The UNIX screen command is typically used to run multiple terminal programs inside a single ssh session, and be able to disconnect/re-connect to the session without the programs noticing. It's an awesome utility, but you can also use it to let multiple people interact with the same terminal screen, and hence, allow multiple people to use the same editor at the same time.

First, I'm assuming both programmers have a user account on the same machine, and are already logged in (or ssh'd in) to the machine. (If the second programmer doesn't have an account, he can use the first programmer's account, and the steps below are the same.)

Enabling multi-user with screen

There are two ways to do this. One way is to do
chmod u+s /usr/bin/screen
first, and then make sure everyone's ~/.screenrc file contains:
multiuser on
acladd second_programmer_username
The other way is to just have
multiuser on
acladd root
But then the second programmer will need to do sudo screen instead of just screen in the steps below. (There are also more advanced security options.)

First Programmer: run screen

The first programmer starts his day by doing:
screen
Hit ENTER to dismiss the screen startup message. Then, go about your normal activities, such as running vim, or grep, or whatever.

Second Programmer: attach to his screen

The second user does the following:
[sudo] screen -rx first_programmer_username/
This attaches to the other user's active screen.

That's it!
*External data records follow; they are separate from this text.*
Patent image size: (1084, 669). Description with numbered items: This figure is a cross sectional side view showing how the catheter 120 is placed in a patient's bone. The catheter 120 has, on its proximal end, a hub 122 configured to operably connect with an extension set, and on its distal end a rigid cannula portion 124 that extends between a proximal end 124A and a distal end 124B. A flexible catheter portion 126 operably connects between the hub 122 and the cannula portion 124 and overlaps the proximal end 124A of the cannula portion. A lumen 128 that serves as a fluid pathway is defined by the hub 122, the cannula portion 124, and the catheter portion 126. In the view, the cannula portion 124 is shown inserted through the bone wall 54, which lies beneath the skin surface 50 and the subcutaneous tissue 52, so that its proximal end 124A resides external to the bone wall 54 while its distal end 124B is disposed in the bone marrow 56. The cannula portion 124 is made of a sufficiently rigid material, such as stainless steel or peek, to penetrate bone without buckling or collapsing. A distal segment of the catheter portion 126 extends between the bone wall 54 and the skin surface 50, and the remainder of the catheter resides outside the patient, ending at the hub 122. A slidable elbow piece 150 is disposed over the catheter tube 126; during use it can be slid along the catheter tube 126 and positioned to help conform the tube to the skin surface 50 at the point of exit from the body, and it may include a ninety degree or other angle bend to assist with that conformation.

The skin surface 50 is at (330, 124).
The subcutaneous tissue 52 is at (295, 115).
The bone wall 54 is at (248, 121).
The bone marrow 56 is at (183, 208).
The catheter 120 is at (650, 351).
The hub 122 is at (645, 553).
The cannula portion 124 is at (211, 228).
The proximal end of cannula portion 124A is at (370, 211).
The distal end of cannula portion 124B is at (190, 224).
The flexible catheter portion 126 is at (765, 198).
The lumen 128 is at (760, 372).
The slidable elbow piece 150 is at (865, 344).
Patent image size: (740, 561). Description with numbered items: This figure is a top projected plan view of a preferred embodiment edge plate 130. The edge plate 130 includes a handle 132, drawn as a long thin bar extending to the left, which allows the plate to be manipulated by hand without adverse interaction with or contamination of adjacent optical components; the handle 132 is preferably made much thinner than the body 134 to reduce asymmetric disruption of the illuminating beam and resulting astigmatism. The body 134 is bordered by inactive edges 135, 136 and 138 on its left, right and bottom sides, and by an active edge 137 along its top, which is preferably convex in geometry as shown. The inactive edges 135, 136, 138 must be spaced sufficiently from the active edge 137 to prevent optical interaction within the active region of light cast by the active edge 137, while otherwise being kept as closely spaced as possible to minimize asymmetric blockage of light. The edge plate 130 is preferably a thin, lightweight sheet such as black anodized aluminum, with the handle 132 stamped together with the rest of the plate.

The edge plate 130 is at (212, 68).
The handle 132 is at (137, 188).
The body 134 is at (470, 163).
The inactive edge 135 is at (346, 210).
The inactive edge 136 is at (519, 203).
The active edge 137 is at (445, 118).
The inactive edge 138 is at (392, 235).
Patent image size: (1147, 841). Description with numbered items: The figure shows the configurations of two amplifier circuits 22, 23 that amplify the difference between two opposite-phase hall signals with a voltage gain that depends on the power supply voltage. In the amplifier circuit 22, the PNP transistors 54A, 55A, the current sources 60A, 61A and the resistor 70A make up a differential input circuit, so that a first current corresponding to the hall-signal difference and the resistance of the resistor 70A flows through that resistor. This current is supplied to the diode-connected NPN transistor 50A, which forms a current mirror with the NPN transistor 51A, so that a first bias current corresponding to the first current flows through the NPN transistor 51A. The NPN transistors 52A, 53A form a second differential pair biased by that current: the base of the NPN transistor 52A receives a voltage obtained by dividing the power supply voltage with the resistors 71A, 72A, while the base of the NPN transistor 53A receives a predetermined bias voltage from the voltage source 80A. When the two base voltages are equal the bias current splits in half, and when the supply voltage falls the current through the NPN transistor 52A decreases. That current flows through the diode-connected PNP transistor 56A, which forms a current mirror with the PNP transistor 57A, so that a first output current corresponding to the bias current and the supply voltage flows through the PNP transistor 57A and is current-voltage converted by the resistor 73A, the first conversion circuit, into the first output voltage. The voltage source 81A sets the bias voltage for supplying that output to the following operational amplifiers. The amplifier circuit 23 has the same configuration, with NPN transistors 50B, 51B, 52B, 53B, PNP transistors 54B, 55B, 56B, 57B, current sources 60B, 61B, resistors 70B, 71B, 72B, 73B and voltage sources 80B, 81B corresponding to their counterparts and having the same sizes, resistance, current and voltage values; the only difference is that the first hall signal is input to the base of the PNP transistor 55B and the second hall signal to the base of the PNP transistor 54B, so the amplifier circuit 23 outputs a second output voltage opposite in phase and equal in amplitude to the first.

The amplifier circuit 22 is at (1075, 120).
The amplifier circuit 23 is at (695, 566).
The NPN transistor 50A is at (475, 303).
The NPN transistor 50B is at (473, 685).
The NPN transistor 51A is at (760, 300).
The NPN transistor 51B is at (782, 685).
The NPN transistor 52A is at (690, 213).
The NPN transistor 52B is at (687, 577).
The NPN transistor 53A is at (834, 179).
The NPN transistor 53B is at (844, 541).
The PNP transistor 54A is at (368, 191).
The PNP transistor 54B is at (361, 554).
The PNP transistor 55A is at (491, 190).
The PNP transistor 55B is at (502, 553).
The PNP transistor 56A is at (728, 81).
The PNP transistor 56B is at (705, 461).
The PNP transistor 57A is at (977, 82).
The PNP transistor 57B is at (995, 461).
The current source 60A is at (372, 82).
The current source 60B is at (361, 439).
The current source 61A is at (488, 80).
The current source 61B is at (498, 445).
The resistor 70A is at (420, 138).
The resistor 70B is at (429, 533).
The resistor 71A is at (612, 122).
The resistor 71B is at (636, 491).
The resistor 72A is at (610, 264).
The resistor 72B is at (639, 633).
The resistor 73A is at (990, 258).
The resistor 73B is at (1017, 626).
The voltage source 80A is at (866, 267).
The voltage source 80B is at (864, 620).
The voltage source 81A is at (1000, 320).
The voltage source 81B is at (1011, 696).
Now you should both be seing the same window and can both use their keyboard.

Problems with the Delete Button?

When ssh'ing from a terminal in Mac OSX I noticed that my delete button no longer worked. (ssh'ing from PuTTY in Windows didn't have this problem.) To fix this, do:
TERM=screen; screen
whereever you would normally do screen. Or, it's probably easier to just put
alias screen='TERM=screen; screen'
in your ~/.bashrc file.

Essential commands while inside screen

CommandPurpose
Ctrl-a ?Show the screen help menu
Ctrl-a dDettach from the screen (without killing it)
Ctrl-a cCreate another window inside the screen.
Ctrl-a <space>  Cycle to the next window.
Ctrl-a aAlternate to the previous window.
Ctrl-a [Enter "scroll mode" (use Up/Down arrows, then ESC to exit).

Other screen flags

Command-linePurpose
screen -lsList all the active screens I have on this machine.
screenStart a new screen session.
screen -xReattach to my pre-existing screen session.